I try very hard to make sure that historic preservation is close to the heart of Newburyport. And yet, here is the birthplace of historic preservation in community planning for the entire nation. Before we did it, the act of preserving architecture was in the realm of history buffs and the realm of specialists hoarding such treasures in house museums or in places like Sturbridge Village and Williamsburg, Virginia.
Now, as cries rise up for minimal human impact on the environment and in conserving energy, historic preservation sites such as Newburyport are now become the forefront of green technology. The devouring environmental demand of new construction and the filling of landfills with building waste will now be replaced by conservation of materials and reduction in the amount of energy required. Historic preservation is leading the way and homeowners who have struggled for years to preserve their places find themselves as leaders in conservation.
As the National Trust has put it, "…preservationists have valuable knowledge and experience to bring to the table. We know how to appropriately rehabilitate and retrofit buildings in ways that can conserve energy, create jobs and save tax dollars."
Newburyport started it all.
Now the rest of the country is following us.
"As a means of improving the quality of life in communities all over America, preservation is more widely embraced every day.
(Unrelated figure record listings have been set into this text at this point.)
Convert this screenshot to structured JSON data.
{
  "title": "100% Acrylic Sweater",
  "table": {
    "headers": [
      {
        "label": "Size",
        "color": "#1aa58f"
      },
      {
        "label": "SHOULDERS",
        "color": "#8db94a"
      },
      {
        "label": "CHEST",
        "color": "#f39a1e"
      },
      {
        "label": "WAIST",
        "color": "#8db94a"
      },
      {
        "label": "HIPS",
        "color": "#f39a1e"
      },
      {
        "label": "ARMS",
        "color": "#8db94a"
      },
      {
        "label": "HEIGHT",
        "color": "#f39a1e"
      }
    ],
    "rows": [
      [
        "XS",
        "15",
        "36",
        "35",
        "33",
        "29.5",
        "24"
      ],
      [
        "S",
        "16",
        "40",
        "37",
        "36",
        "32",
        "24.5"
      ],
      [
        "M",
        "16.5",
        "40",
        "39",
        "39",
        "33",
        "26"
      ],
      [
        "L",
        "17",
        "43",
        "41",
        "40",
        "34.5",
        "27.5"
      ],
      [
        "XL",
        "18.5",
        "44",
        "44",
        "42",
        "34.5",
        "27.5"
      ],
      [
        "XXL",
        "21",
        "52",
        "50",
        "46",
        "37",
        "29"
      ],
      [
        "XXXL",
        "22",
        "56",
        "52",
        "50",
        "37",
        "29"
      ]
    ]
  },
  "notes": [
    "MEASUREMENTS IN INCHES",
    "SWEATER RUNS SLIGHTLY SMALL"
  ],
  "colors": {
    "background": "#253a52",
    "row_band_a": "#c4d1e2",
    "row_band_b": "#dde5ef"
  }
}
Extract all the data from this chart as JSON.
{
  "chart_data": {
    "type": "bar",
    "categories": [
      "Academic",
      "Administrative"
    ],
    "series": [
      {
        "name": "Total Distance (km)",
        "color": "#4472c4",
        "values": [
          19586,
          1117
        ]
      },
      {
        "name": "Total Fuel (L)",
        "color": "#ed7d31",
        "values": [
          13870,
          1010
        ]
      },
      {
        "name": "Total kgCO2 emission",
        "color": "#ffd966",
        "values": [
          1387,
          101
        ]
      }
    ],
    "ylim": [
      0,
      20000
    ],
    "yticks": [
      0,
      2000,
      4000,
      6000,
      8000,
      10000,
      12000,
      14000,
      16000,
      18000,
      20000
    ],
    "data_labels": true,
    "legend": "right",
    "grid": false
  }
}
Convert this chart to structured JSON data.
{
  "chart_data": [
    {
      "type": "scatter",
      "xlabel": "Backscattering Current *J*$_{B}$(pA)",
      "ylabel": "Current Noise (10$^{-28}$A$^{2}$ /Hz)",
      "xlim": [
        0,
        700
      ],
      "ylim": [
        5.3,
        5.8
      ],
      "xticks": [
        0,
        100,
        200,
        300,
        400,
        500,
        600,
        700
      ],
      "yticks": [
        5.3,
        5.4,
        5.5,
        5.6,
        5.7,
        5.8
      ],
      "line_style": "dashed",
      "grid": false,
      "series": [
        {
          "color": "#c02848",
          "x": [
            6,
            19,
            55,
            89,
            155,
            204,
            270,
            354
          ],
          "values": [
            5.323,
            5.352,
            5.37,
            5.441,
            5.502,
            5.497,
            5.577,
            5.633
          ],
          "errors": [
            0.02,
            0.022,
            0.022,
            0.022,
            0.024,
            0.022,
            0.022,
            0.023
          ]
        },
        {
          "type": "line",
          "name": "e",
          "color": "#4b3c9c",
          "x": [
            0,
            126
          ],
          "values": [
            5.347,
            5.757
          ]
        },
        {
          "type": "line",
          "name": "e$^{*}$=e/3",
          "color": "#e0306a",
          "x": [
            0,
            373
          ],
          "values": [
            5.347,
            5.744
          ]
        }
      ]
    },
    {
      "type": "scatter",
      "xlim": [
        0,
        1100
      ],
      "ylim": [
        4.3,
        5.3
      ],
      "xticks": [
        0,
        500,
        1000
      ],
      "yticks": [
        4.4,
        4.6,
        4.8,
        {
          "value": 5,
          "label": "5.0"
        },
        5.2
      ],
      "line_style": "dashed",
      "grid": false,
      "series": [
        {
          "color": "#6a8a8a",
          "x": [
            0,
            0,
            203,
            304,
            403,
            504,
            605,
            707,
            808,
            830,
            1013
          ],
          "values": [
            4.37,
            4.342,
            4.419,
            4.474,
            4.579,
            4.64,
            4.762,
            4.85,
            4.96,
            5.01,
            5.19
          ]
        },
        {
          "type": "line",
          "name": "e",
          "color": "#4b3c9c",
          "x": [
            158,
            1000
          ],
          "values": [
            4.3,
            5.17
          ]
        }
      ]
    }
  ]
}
Demolition of older structures is no longer the first option when redeveloping an area; rather, adaptive use is increasingly a viable, and profitable, choice. Countless downtowns in the country have been revitalized with preservation playing a lead role. [my italics] And growing numbers of people are traveling to American places that have maintained their character, that are authentic, that tell stories. We can all feel proud of this progress."-Richard Moe, President, National Trust of Historic Preservation
Newburyport can be very proud indeed.